The rest of the function just chooses the language and format, and returns the formatted date string.
If you were paying attention you would have noticed t stores a lie. E.g. for 5pm BST, t would be given as 4pm UTC. We then turn it into a date that claims to be 5pm UTC. Basically this is to stop format() being too clever, and adjusting for local browser time. (This trick is so you can show a date in a browser for something other than the user’s local timezone.)
But it does mean that if you include any of the timezone specifiers in your format string, they will wrongly claim it is UTC. {{timestamp
theDeadline format="{HH}:{mm} {tz}" }} will output 17:00 +0000.
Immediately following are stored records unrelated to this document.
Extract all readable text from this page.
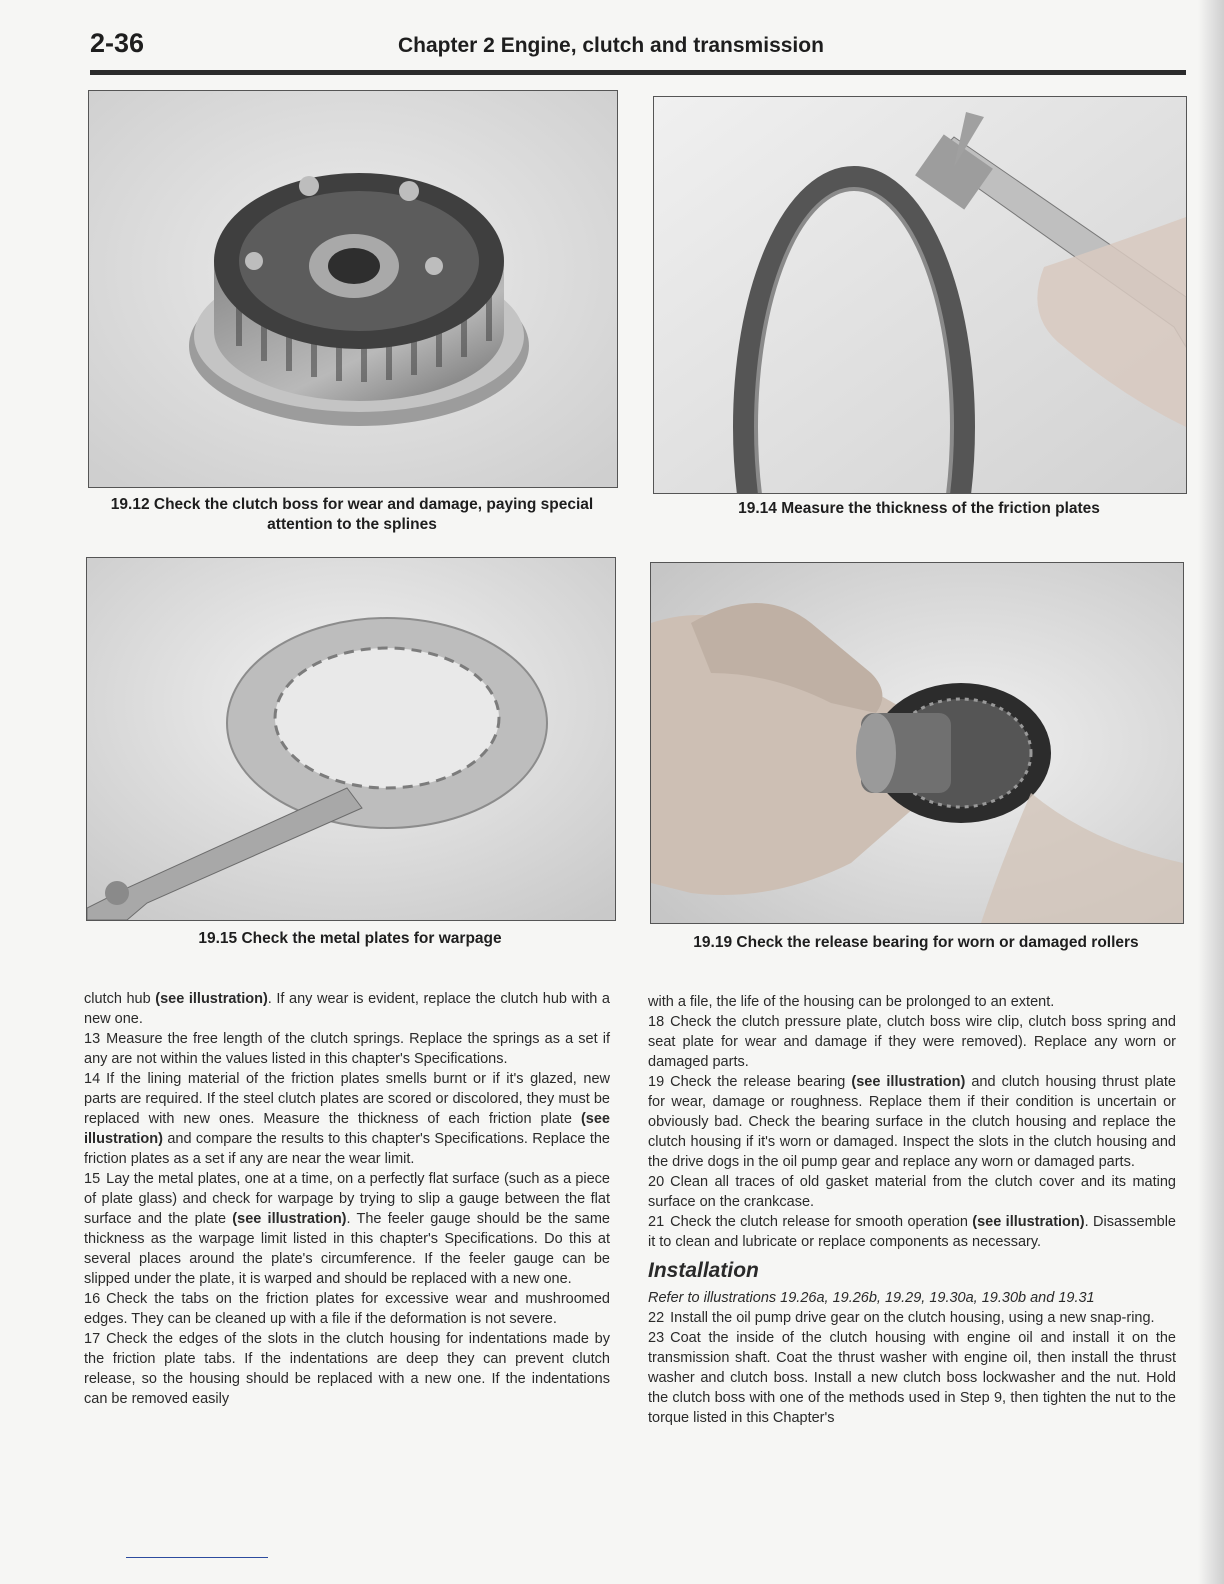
2-36	Chapter 2 Engine, clutch and transmission
19.12 Check the clutch boss for wear and damage, paying special attention to the splines
19.14 Measure the thickness of the friction plates
19.15 Check the metal plates for warpage	19.19 Check the release bearing for worn or damaged rollers

clutch hub (see illustration). If any wear is evident, replace the clutch hub with a new one.

13 Measure the free length of the clutch springs. Replace the springs as a set if any are not within the values listed in this chapter's Specifications.

14 If the lining material of the friction plates smells burnt or if it's glazed, new parts are required. If the steel clutch plates are scored or discolored, they must be replaced with new ones. Measure the thickness of each friction plate (see illustration) and compare the results to this chapter's Specifications. Replace the friction plates as a set if any are near the wear limit.

15 Lay the metal plates, one at a time, on a perfectly flat surface (such as a piece of plate glass) and check for warpage by trying to slip a gauge between the flat surface and the plate (see illustration). The feeler gauge should be the same thickness as the warpage limit listed in this chapter's Specifications. Do this at several places around the plate's circumference. If the feeler gauge can be slipped under the plate, it is warped and should be replaced with a new one.

16 Check the tabs on the friction plates for excessive wear and mushroomed edges. They can be cleaned up with a file if the deformation is not severe.

17 Check the edges of the slots in the clutch housing for indentations made by the friction plate tabs. If the indentations are deep they can prevent clutch release, so the housing should be replaced with a new one. If the indentations can be removed easily

with a file, the life of the housing can be prolonged to an extent.

18 Check the clutch pressure plate, clutch boss wire clip, clutch boss spring and seat plate for wear and damage if they were removed). Replace any worn or damaged parts.

19 Check the release bearing (see illustration) and clutch housing thrust plate for wear, damage or roughness. Replace them if their condition is uncertain or obviously bad. Check the bearing surface in the clutch housing and replace the clutch housing if it's worn or damaged. Inspect the slots in the clutch housing and the drive dogs in the oil pump gear and replace any worn or damaged parts.

20 Clean all traces of old gasket material from the clutch cover and its mating surface on the crankcase.

21 Check the clutch release for smooth operation (see illustration). Disassemble it to clean and lubricate or replace components as necessary.

Installation

Refer to illustrations 19.26a, 19.26b, 19.29, 19.30a, 19.30b and 19.31

22 Install the oil pump drive gear on the clutch housing, using a new snap-ring.

23 Coat the inside of the clutch housing with engine oil and install it on the transmission shaft. Coat the thrust washer with engine oil, then install the thrust washer and clutch boss. Install a new clutch boss lockwasher and the nut. Hold the clutch boss with one of the methods used in Step 9, then tighten the nut to the torque listed in this Chapter's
To allow you to explicitly specify the true timezone, here is an enhanced version:
Handlebars.registerHelper('timestamp', function(t, options){
var offset = options.hash.tzOffset;
if(!offset)offset = tzOffset;   //Use global as default
if(!Object.isDate(t)){
    if(!t)return "";
    if(Object.isString(t))t = Date.create(t + "+0000").setUTC(true).addSeconds(offset);
    else t = Date.create(t*1000).setUTC(true).addSeconds(offset);
    }
else t = t.clone().addSeconds(offset);
if(!t.isValid())return "";

var code = options.hash.lang;
if(!code)code = lang;   //Use global as default

var format = options.hash.format ? options.hash.format : '';
var s = t.format(format, lang);
if(options.hash.appendTZ)s+=tzString;
if(options.hash.append)s+=options.hash.append;
return s;
});
(the only change is to add a couple of lines near the end)
Now if you specify appendTZ=true then it will append the global tzString. Alternatively you can append any text you want by specifying append. So, our earlier example becomes one of these:
{{timestamp theDeadline format="{HH}:{mm}" appendTZ=true}}
{{timestamp theDeadline format="{HH}:{mm}" append="BST"}}
{{timestamp theDeadline format="{HH}:{mm}" append=theDeadlineTimezone}}
The first one assumes a global tzString is set. The second one hard-codes the timezone, which is unlikely to be the case; the third one is the same idea but getting timezone from another variable.
VERSION INFO: The above code is for sugar.js v.1.5.0, which is the latest version at the time of writing, and likely to be so for a while. If you need it for sugar.js 1.4.x then please change all occurrences of setUTC(true) to utc().